Washington is reportedly working on a set of economic
sanctions to dissuade Iran from further enrichment, while
acknowledging that, contrary to the 2007 National
Intelligence Estimate, Iran is still pushing ahead with
nuclear weapons development.
Apparently it would take a diplomatic miracle to bring
Russia and China on board with tough sanctions. Russia was
among the few countries to endorse Ahmadinejad's disputed
election grab in June; hence the chants of "down with
Russia" in recent anti-government protests. And China
recently rushed its delivery of advanced anti-riot armored
trucks to the ayatollahs' embattled regime.
That being said, a true appreciation of the nationwide
uprising in Iran would breathe new life into the power of
sanctions. The David and Goliath battle raging in Iran, at
its core, is a struggle for democracy, popular sovereignty
and rule of law in place of theocracy, tyranny and rogue
behavior. The outcome will definitively determine the future
of Iran's nuclear weapons program, and that is the key
element the West needs to comprehend.
The last three decades have shown that sanctions alone are
not enough to compel the regime to abandon its nuclear
weapons program. The regime's leadership rightly believes
that it is in the midst of a do-or-die struggle against an
increasingly empowered opposition. Backing down in any
arena, particularly the very visible nuclear deadlock would
be lethal.
Slogans chanted by the protesters across Iran, such as
"Death to Khamenei," "Death to the Dictator," and "No to
Gaza, No to Lebanon, I will die for Iran," make it clear
that Iranians seek not just an end to the religious
dictatorship; they also want an end to its rogue behavior
abroad. Their chant "freedom is our inalienable right" is a
direct jab at Ahmadinejad's favorite phrase, "nuclear energy
is our inalienable right." Despite turning Tehran into a big
garrison last Thursday, and despite the unprecedented wave
of arrests, torture, and execution of dissidents in recent
months, hundreds of thousands braved the massive clampdown
and marched against the supreme leader all over the country,
calling for an end to the clerical dictatorship.

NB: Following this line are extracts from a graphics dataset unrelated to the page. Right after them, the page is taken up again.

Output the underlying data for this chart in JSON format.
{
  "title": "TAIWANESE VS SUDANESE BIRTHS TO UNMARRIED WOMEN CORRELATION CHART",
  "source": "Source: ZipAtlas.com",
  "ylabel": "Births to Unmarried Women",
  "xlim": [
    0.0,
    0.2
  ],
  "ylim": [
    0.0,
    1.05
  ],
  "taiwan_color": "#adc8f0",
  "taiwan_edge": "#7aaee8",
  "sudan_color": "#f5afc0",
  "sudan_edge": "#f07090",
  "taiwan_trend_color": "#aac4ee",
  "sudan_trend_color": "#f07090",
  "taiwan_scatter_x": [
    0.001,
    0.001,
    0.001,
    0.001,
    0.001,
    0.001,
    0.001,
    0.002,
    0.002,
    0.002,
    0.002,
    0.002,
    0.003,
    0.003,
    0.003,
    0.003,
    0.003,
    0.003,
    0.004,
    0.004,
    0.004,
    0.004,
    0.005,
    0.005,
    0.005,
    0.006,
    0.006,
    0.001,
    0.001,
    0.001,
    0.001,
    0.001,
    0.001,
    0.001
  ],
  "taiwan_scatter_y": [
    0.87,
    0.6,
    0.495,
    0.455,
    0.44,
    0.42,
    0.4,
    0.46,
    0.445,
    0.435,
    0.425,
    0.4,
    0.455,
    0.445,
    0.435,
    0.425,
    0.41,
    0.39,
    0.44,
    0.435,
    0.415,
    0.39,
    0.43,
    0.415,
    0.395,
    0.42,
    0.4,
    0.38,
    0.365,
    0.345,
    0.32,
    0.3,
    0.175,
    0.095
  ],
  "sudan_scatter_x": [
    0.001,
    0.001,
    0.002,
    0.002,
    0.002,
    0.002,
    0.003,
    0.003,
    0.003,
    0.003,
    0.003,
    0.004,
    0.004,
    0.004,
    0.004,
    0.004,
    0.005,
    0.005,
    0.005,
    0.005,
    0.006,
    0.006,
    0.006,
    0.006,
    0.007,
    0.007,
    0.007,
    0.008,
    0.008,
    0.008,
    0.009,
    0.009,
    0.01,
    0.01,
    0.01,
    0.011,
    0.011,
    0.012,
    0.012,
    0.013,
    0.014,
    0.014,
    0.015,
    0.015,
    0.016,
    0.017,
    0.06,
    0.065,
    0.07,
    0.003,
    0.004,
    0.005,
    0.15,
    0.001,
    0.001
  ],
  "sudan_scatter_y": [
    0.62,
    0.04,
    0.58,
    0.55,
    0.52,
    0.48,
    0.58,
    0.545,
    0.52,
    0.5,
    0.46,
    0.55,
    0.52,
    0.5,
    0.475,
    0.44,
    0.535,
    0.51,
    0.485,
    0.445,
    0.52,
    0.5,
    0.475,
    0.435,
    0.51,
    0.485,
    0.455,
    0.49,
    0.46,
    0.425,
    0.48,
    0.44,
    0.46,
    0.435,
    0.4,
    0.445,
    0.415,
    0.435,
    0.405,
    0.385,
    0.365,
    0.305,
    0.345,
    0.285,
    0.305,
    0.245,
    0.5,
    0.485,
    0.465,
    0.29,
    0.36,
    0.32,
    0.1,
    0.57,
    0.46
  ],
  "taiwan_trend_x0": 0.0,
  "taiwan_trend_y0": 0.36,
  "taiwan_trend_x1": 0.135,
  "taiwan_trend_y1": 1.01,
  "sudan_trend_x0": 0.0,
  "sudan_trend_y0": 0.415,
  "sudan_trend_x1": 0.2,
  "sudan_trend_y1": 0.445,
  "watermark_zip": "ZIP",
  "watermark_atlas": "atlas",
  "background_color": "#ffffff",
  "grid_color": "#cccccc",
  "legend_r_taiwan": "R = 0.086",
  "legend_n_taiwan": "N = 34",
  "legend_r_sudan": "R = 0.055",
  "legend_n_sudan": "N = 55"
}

It is further reassuring that the opposition movement
People's Mojahedin Organization of Iran (PMOI/MEK) seeks a
nuclear-free Iran. This group has repeatedly exposed
Tehran's nuclear weapons secrets at great risk to its
network in Iran. The group has "a pretty good record,"

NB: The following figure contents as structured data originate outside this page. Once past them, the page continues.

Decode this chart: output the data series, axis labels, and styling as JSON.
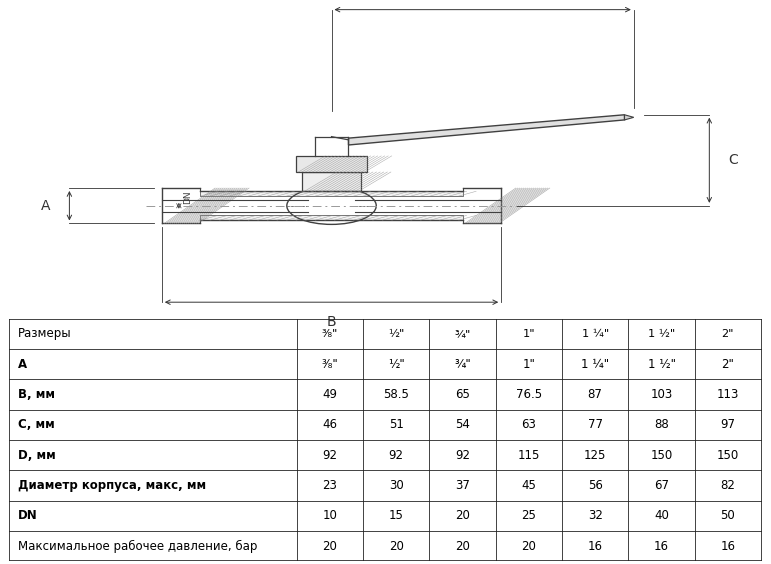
{
  "table_header": [
    "Размеры",
    "³⁄₈\"",
    "½\"",
    "¾\"",
    "1\"",
    "1 ¼\"",
    "1 ½\"",
    "2\""
  ],
  "rows": [
    {
      "label": "A",
      "bold": true,
      "values": [
        "³⁄₈\"",
        "½\"",
        "¾\"",
        "1\"",
        "1 ¼\"",
        "1 ½\"",
        "2\""
      ]
    },
    {
      "label": "B, мм",
      "bold": true,
      "values": [
        "49",
        "58.5",
        "65",
        "76.5",
        "87",
        "103",
        "113"
      ]
    },
    {
      "label": "C, мм",
      "bold": true,
      "values": [
        "46",
        "51",
        "54",
        "63",
        "77",
        "88",
        "97"
      ]
    },
    {
      "label": "D, мм",
      "bold": true,
      "values": [
        "92",
        "92",
        "92",
        "115",
        "125",
        "150",
        "150"
      ]
    },
    {
      "label": "Диаметр корпуса, макс, мм",
      "bold": true,
      "values": [
        "23",
        "30",
        "37",
        "45",
        "56",
        "67",
        "82"
      ]
    },
    {
      "label": "DN",
      "bold": true,
      "values": [
        "10",
        "15",
        "20",
        "25",
        "32",
        "40",
        "50"
      ]
    },
    {
      "label": "Максимальное рабочее давление, бар",
      "bold": false,
      "values": [
        "20",
        "20",
        "20",
        "20",
        "16",
        "16",
        "16"
      ]
    }
  ],
  "diagram_bg": "#ffffff",
  "line_color": "#404040",
  "hatch_color": "#888888",
  "dim_color": "#333333"
}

according to Frank Pabian, Senior Nonproliferation
Infrastructure Analyst at Los Alamos National Laboratory in
New Mexico. "They're right 90 percent of the time," he told
the New York Times in January.
In this framework, the triumph of the opposition is a much
surer way to defuse the nuclear threat and end the
Tehran-sponsored bloodshed in Iraq and the region. Indeed,
it should be President Obama's Iran policy linchpin.

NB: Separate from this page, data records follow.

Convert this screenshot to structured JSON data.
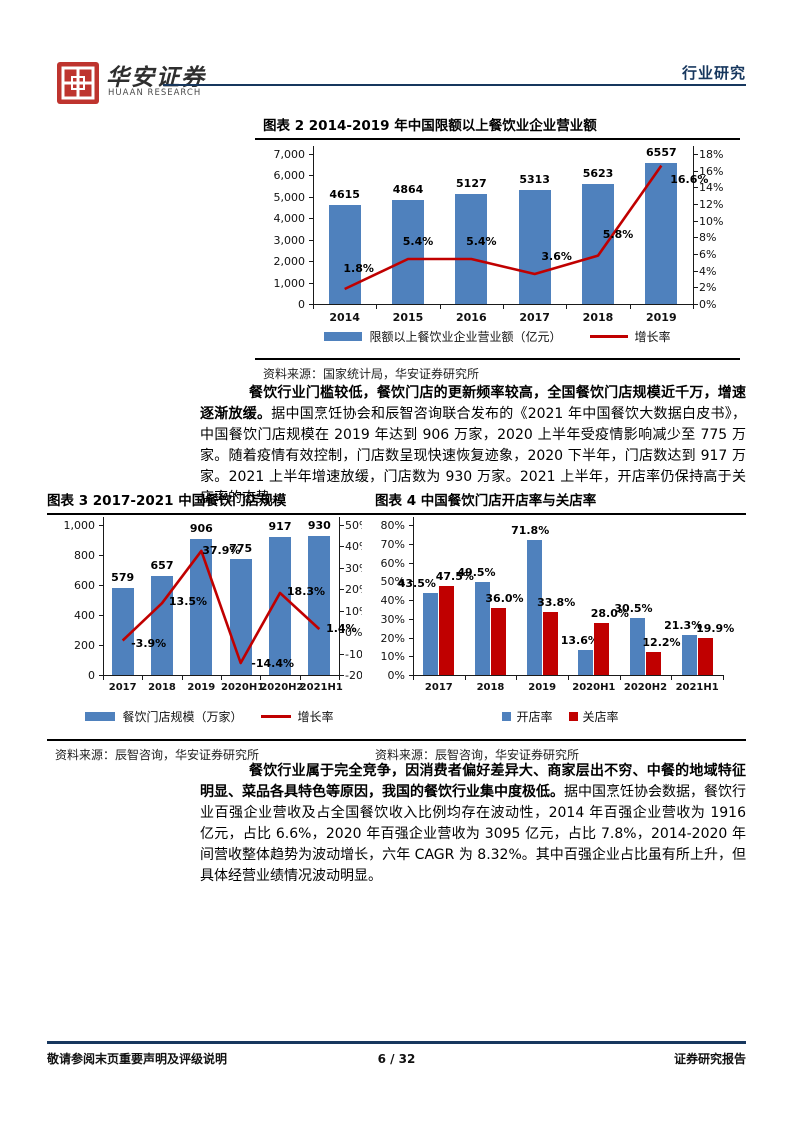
{
  "header": {
    "brand": "华安证券",
    "brand_sub": "HUAAN RESEARCH",
    "section": "行业研究"
  },
  "figure2": {
    "title": "图表 2 2014-2019 年中国限额以上餐饮业企业营业额",
    "source": "资料来源：国家统计局，华安证券研究所"
  },
  "figure3": {
    "title": "图表 3 2017-2021 中国餐饮门店规模",
    "source": "资料来源：辰智咨询，华安证券研究所"
  },
  "figure4": {
    "title": "图表 4 中国餐饮门店开店率与关店率",
    "source": "资料来源：辰智咨询，华安证券研究所"
  },
  "paragraphs": {
    "p1_bold": "餐饮行业门槛较低，餐饮门店的更新频率较高，全国餐饮门店规模近千万，增速逐渐放缓。",
    "p1_text": "据中国烹饪协会和辰智咨询联合发布的《2021 年中国餐饮大数据白皮书》，中国餐饮门店规模在 2019 年达到 906 万家，2020 上半年受疫情影响减少至 775 万家。随着疫情有效控制，门店数呈现快速恢复迹象，2020 下半年，门店数达到 917 万家。2021 上半年增速放缓，门店数为 930 万家。2021 上半年，开店率仍保持高于关店率的态势。",
    "p2_bold": "餐饮行业属于完全竞争，因消费者偏好差异大、商家层出不穷、中餐的地域特征明显、菜品各具特色等原因，我国的餐饮行业集中度极低。",
    "p2_text": "据中国烹饪协会数据，餐饮行业百强企业营收及占全国餐饮收入比例均存在波动性，2014 年百强企业营收为 1916 亿元，占比 6.6%，2020 年百强企业营收为 3095 亿元，占比 7.8%，2014-2020 年间营收整体趋势为波动增长，六年 CAGR 为 8.32%。其中百强企业占比虽有所上升，但具体经营业绩情况波动明显。"
  },
  "footer": {
    "left": "敬请参阅末页重要声明及评级说明",
    "center": "6 / 32",
    "right": "证券研究报告"
  },
  "colors": {
    "bar_blue": "#4F81BD",
    "line_red": "#C00000",
    "navy": "#17375E",
    "seal_red": "#BE342E"
  },
  "chart_data": [
    {
      "name": "figure2",
      "type": "bar",
      "title": "图表 2 2014-2019 年中国限额以上餐饮业企业营业额",
      "categories": [
        "2014",
        "2015",
        "2016",
        "2017",
        "2018",
        "2019"
      ],
      "series": [
        {
          "name": "限额以上餐饮业企业营业额（亿元）",
          "type": "bar",
          "axis": "left",
          "color": "#4F81BD",
          "values": [
            4615,
            4864,
            5127,
            5313,
            5623,
            6557
          ],
          "labels": [
            "4615",
            "4864",
            "5127",
            "5313",
            "5623",
            "6557"
          ]
        },
        {
          "name": "增长率",
          "type": "line",
          "axis": "right",
          "color": "#C00000",
          "values": [
            1.8,
            5.4,
            5.4,
            3.6,
            5.8,
            16.6
          ],
          "labels": [
            "1.8%",
            "5.4%",
            "5.4%",
            "3.6%",
            "5.8%",
            "16.6%"
          ]
        }
      ],
      "left_axis": {
        "min": 0,
        "max": 7000,
        "step": 1000,
        "ticks": [
          "0",
          "1,000",
          "2,000",
          "3,000",
          "4,000",
          "5,000",
          "6,000",
          "7,000"
        ]
      },
      "right_axis": {
        "min": 0,
        "max": 18,
        "step": 2,
        "ticks": [
          "0%",
          "2%",
          "4%",
          "6%",
          "8%",
          "10%",
          "12%",
          "14%",
          "16%",
          "18%"
        ]
      },
      "legend_position": "bottom",
      "grid": false
    },
    {
      "name": "figure3",
      "type": "bar",
      "title": "图表 3 2017-2021 中国餐饮门店规模",
      "categories": [
        "2017",
        "2018",
        "2019",
        "2020H1",
        "2020H2",
        "2021H1"
      ],
      "series": [
        {
          "name": "餐饮门店规模（万家）",
          "type": "bar",
          "axis": "left",
          "color": "#4F81BD",
          "values": [
            579,
            657,
            906,
            775,
            917,
            930
          ],
          "labels": [
            "579",
            "657",
            "906",
            "775",
            "917",
            "930"
          ]
        },
        {
          "name": "增长率",
          "type": "line",
          "axis": "right",
          "color": "#C00000",
          "values": [
            -3.9,
            13.5,
            37.9,
            -14.4,
            18.3,
            1.4
          ],
          "labels": [
            "-3.9%",
            "13.5%",
            "37.9%",
            "-14.4%",
            "18.3%",
            "1.4%"
          ]
        }
      ],
      "left_axis": {
        "min": 0,
        "max": 1000,
        "step": 200,
        "ticks": [
          "0",
          "200",
          "400",
          "600",
          "800",
          "1,000"
        ]
      },
      "right_axis": {
        "min": -20,
        "max": 50,
        "step": 10,
        "ticks": [
          "-20%",
          "-10%",
          "0%",
          "10%",
          "20%",
          "30%",
          "40%",
          "50%"
        ]
      },
      "legend_position": "bottom",
      "grid": false
    },
    {
      "name": "figure4",
      "type": "bar",
      "title": "图表 4 中国餐饮门店开店率与关店率",
      "categories": [
        "2017",
        "2018",
        "2019",
        "2020H1",
        "2020H2",
        "2021H1"
      ],
      "series": [
        {
          "name": "开店率",
          "type": "bar",
          "axis": "left",
          "color": "#4F81BD",
          "values": [
            43.5,
            49.5,
            71.8,
            13.6,
            30.5,
            21.3
          ],
          "labels": [
            "43.5%",
            "49.5%",
            "71.8%",
            "13.6%",
            "30.5%",
            "21.3%"
          ]
        },
        {
          "name": "关店率",
          "type": "bar",
          "axis": "left",
          "color": "#C00000",
          "values": [
            47.5,
            36.0,
            33.8,
            28.0,
            12.2,
            19.9
          ],
          "labels": [
            "47.5%",
            "36.0%",
            "33.8%",
            "28.0%",
            "12.2%",
            "19.9%"
          ]
        }
      ],
      "left_axis": {
        "min": 0,
        "max": 80,
        "step": 10,
        "ticks": [
          "0%",
          "10%",
          "20%",
          "30%",
          "40%",
          "50%",
          "60%",
          "70%",
          "80%"
        ]
      },
      "legend_position": "bottom",
      "grid": false
    }
  ]
}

The indigenous opposition movement does not ask for money or
arms, much less troops. It does demand, as do a large
bi-partisan group of Members of Congress, that at this
critical juncture it not be shut out of the Iran policy
debate; i.e., no Iranian opposition group should remain
blacklisted by the State Department. To be sure,
comprehensive sanctions meant to cripple the regime's
economic, diplomatic, and above all security apparatus,
would prove effective only when they are implemented within
the framework of a new policy aimed at empowering the
movement for change.
The wheels of change ending the reign of the clerics are
rolling; it is only a matter of time. One protester recently
described the regime's heightened show of force in the
streets of Tehran as "the last efforts of a dying state in
denial." The opposition's triumph will close Tehran's
nuclear dossier and end its regional mischief-making once
and for all. President Obama should accelerate his gradual
shift away from Tehran's ruthless rulers and stand with the
Iranian people. This would bring U.S. policy in line with
his State of the Union promise that "America must always
stand on the side of freedom and human dignity."
Alireza Jafarzadeh is the author of "The Iran Threat:
President Ahmadinejad and the Coming Nuclear Crisis"
(Palgrave MacMillan). Jafarzadeh exposed the Natanz uranium
enrichment facility in 2002 which triggered the UN
inspection of Iranian nuclear sites.